Readers of EoZ would have known the emotional punchline of the story before the author, Rachel Kushner, got to it. Because this was one of the very few sites, in English or in Arabic, that highlighted the story of Baha Nababta's murder.
As I wrote then, Nababta was a true Palestinian hero. He worked tirelessly to improve the lives of his community. Yet his death was barely mentioned in Palestinian media, because he wasn't "martyred" trying to kill Jews.
Kushner mentioned that Nababta told her that he was threatened, and that she would never have written about the threats if he hadn't been killed:
Later I told myself and everyone else how wonderful it was in the Shuafat camp. How safe I felt. How positive Baha was. All of that still feels true to me. But I also insisted, to myself and everyone else, that Baha never expressed any fears for his own safety. In looking at my notes, I see now that my insistence on this point was sheer will. A fiction. It’s right there in the notes. He said he was nervous. He said he’d been threatened.I had guessed in my tribute to Baha that he might have been killed by people who were upset at his speaking to Israelis to help improve the camp, the crime of "normalization." Kushner indicates that Baha's enemies were less ideological - they were simply criminals and his efforts to clean up the town hurt their profits.
Also in my notes, this:
Baha says, two types
1. Those who want to help make a better life
2. Those who want to destroy everything
And in parentheses: (Arms trade. Drugs trade. Construction profits. No oversight wanted.)

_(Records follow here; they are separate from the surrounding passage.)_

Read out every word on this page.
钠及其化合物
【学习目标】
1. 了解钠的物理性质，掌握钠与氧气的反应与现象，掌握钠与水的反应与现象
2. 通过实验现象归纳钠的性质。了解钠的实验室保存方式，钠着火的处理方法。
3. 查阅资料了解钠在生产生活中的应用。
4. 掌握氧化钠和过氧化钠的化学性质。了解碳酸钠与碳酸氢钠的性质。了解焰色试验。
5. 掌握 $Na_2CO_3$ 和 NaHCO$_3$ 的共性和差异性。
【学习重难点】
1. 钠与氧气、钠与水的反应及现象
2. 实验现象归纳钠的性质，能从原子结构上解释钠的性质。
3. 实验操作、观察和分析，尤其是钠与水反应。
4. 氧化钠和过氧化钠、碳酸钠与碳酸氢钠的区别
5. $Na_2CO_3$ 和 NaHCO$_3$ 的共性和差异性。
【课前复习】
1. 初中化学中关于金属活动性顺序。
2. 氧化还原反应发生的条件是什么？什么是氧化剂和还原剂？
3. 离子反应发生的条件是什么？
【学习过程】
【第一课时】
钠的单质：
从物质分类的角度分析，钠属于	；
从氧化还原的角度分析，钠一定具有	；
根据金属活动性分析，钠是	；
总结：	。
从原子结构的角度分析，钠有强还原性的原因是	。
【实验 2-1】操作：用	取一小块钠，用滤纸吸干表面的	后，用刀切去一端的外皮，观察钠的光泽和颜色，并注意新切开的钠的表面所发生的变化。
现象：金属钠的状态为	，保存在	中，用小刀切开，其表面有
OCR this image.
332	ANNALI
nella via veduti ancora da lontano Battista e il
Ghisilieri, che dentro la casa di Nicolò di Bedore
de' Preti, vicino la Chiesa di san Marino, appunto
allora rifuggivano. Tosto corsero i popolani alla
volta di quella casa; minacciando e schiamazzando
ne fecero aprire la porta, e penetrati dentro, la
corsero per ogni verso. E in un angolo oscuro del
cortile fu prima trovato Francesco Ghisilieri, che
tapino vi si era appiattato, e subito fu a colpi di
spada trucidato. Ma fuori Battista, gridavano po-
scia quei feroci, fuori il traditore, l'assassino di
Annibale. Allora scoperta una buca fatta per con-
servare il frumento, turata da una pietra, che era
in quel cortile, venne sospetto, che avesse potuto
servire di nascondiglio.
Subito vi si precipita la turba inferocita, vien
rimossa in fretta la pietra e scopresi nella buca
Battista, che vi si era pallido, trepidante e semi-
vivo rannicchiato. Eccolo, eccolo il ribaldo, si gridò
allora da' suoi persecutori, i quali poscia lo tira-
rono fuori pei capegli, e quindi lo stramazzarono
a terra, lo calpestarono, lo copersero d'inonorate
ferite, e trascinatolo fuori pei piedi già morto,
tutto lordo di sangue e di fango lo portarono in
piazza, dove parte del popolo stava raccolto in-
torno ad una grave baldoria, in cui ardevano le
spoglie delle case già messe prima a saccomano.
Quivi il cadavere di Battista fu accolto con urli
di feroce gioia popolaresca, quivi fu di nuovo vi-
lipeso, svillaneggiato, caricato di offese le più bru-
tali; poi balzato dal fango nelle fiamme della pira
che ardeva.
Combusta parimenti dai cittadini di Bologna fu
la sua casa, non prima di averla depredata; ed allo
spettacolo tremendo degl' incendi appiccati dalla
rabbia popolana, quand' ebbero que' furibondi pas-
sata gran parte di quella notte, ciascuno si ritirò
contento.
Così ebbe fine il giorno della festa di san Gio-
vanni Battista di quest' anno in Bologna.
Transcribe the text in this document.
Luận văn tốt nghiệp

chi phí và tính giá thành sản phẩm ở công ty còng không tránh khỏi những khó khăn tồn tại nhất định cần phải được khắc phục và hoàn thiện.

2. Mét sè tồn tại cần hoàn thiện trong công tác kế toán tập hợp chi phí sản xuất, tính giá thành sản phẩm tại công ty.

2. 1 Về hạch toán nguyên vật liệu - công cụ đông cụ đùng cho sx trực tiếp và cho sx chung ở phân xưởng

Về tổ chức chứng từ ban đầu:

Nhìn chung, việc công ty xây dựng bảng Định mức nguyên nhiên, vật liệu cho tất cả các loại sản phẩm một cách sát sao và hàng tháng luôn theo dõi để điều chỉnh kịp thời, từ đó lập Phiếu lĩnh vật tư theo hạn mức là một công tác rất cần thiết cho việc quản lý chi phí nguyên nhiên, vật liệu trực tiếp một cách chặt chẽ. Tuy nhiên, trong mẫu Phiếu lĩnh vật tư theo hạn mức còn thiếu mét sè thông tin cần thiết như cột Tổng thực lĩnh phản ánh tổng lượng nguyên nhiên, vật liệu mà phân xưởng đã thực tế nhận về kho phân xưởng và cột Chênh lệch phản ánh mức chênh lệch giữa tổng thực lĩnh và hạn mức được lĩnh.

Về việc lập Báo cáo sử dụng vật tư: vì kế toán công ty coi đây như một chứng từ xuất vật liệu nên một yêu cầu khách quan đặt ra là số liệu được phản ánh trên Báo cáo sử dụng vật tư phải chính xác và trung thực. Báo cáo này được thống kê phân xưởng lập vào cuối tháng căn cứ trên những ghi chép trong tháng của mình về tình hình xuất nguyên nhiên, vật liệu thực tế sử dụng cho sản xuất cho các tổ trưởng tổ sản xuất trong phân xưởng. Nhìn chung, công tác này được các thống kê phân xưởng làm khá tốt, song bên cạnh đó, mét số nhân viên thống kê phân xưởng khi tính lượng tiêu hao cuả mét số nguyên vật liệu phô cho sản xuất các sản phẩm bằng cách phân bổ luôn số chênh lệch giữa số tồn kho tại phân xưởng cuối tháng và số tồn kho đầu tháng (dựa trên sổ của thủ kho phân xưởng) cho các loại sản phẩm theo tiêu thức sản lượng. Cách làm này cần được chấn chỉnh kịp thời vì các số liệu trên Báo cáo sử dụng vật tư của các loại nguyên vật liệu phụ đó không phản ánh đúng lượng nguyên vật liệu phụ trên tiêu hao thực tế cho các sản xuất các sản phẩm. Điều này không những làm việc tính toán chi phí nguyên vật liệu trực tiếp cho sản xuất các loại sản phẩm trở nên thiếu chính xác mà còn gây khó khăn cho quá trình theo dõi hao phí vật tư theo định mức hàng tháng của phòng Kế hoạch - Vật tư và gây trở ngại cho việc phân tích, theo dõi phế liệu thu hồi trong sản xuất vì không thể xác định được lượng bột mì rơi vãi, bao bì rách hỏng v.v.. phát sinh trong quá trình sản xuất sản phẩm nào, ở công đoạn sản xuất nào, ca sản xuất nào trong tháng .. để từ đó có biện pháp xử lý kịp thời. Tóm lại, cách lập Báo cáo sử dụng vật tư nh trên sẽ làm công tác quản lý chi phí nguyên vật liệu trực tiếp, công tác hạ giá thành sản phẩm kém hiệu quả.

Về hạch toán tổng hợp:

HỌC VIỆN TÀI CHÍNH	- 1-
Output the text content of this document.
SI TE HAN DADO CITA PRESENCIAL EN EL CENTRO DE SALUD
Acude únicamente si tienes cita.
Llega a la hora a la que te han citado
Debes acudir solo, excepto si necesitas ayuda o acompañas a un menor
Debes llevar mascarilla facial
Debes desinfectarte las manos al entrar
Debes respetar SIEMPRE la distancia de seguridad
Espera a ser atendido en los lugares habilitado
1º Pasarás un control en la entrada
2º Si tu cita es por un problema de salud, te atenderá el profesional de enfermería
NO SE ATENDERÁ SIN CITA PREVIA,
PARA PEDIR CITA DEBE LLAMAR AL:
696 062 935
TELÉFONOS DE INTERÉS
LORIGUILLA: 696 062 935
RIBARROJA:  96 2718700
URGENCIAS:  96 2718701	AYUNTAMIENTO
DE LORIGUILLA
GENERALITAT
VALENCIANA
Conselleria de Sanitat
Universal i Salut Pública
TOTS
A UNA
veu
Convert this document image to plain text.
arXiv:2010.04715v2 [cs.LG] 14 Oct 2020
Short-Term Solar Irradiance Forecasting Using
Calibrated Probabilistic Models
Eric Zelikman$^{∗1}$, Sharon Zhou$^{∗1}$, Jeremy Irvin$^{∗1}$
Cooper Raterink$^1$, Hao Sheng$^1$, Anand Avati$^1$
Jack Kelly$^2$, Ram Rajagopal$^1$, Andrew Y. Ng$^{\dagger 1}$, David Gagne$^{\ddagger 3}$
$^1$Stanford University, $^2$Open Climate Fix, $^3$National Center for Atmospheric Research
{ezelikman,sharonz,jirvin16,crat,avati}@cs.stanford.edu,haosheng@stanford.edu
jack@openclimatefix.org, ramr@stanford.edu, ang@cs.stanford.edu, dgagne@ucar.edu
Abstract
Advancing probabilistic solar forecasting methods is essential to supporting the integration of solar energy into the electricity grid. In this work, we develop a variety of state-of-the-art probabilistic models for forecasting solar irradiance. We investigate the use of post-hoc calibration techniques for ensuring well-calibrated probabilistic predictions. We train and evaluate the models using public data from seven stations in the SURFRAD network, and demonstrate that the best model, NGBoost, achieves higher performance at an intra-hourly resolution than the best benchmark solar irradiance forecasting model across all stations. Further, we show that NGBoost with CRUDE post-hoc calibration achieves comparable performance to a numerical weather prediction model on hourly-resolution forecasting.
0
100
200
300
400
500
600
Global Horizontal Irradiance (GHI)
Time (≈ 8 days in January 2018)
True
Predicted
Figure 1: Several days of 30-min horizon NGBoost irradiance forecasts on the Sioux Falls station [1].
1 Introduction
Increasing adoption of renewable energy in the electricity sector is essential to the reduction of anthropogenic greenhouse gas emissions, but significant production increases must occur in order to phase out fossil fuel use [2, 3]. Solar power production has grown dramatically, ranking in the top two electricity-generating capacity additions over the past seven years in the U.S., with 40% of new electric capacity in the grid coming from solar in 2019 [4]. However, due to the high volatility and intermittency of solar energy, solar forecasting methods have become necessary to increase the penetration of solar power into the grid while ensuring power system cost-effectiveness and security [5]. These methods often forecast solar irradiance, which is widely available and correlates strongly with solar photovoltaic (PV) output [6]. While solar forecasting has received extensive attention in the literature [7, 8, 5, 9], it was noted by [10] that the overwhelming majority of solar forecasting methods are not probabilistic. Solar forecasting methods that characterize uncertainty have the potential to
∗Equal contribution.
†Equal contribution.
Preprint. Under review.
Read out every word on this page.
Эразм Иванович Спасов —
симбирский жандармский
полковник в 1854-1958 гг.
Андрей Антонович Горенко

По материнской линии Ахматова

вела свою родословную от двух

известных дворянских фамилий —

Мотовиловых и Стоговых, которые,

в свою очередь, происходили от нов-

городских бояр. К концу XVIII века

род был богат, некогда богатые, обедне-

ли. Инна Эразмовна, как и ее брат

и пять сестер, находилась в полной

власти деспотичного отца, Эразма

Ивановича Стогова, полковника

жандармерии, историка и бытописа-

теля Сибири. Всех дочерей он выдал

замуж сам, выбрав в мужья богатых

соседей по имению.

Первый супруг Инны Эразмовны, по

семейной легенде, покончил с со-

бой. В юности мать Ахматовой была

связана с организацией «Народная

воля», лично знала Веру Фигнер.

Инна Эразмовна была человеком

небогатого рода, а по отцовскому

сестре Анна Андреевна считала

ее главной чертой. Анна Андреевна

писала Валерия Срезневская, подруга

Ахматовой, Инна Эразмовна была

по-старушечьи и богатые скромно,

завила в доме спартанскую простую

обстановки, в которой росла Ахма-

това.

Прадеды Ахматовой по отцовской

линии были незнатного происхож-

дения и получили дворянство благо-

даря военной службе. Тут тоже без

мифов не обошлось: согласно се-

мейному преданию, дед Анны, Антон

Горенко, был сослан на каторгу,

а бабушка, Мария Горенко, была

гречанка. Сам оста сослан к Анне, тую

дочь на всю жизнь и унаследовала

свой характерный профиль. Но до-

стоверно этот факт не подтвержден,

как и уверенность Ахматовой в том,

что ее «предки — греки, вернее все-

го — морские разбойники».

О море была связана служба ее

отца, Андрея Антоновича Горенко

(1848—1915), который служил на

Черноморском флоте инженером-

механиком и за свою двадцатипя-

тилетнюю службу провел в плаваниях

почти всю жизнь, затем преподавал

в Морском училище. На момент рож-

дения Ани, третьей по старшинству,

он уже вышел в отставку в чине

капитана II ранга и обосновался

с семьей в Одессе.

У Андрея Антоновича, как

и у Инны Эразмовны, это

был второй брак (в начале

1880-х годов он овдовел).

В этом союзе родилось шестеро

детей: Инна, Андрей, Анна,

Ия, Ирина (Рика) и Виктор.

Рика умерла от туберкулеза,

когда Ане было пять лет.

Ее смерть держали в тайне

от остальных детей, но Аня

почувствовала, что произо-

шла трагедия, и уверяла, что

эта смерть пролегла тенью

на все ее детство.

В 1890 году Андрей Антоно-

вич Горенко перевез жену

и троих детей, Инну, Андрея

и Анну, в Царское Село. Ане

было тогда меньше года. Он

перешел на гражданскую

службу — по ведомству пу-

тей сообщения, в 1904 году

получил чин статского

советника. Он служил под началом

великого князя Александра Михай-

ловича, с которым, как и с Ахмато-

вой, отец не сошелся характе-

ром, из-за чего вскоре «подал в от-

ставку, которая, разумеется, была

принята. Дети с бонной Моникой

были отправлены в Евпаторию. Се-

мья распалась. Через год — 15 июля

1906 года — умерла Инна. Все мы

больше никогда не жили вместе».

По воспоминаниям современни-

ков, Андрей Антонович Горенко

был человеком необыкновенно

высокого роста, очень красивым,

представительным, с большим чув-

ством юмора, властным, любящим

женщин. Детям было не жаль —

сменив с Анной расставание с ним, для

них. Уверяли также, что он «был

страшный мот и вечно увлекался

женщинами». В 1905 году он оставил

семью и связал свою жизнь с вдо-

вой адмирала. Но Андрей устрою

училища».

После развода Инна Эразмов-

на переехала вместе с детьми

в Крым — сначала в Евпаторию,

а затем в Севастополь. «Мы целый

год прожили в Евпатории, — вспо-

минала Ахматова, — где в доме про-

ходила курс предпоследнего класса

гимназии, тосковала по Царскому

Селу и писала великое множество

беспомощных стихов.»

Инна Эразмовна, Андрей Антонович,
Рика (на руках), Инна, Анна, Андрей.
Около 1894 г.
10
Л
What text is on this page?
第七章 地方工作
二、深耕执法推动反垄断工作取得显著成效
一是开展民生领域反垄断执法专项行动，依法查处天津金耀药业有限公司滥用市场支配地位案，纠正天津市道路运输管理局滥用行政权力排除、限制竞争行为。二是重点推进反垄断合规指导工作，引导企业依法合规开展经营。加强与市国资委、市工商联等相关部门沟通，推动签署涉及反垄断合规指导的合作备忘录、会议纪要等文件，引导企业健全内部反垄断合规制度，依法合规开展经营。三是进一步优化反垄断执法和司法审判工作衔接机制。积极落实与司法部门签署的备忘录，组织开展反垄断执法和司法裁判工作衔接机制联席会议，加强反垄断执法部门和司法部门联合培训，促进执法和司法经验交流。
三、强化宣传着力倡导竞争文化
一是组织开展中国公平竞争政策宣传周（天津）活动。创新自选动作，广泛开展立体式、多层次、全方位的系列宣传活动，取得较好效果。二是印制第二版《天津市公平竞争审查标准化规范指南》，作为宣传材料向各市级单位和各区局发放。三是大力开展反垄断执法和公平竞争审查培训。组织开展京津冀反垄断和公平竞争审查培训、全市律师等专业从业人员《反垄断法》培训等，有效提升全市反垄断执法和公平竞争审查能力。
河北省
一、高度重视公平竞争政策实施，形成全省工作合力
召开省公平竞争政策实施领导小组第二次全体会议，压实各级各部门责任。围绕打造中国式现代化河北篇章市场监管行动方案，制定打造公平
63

Two men were arrested in August for the murder, but I have not yet heard what their motives were.
Whatever the reason, though, the story that Kushner missed was how people like Baha Nababta are not the role models that Palestinian Arab youngsters are taught about in their schools. He is not the type of martyr that Mahmoud Abbas will extol in speeches. His very desire to improve people's lives is what made him a target and ultimately a victim.
This is the real story, a story that the New York Times and the other media, Western or Arab, will not normally mention.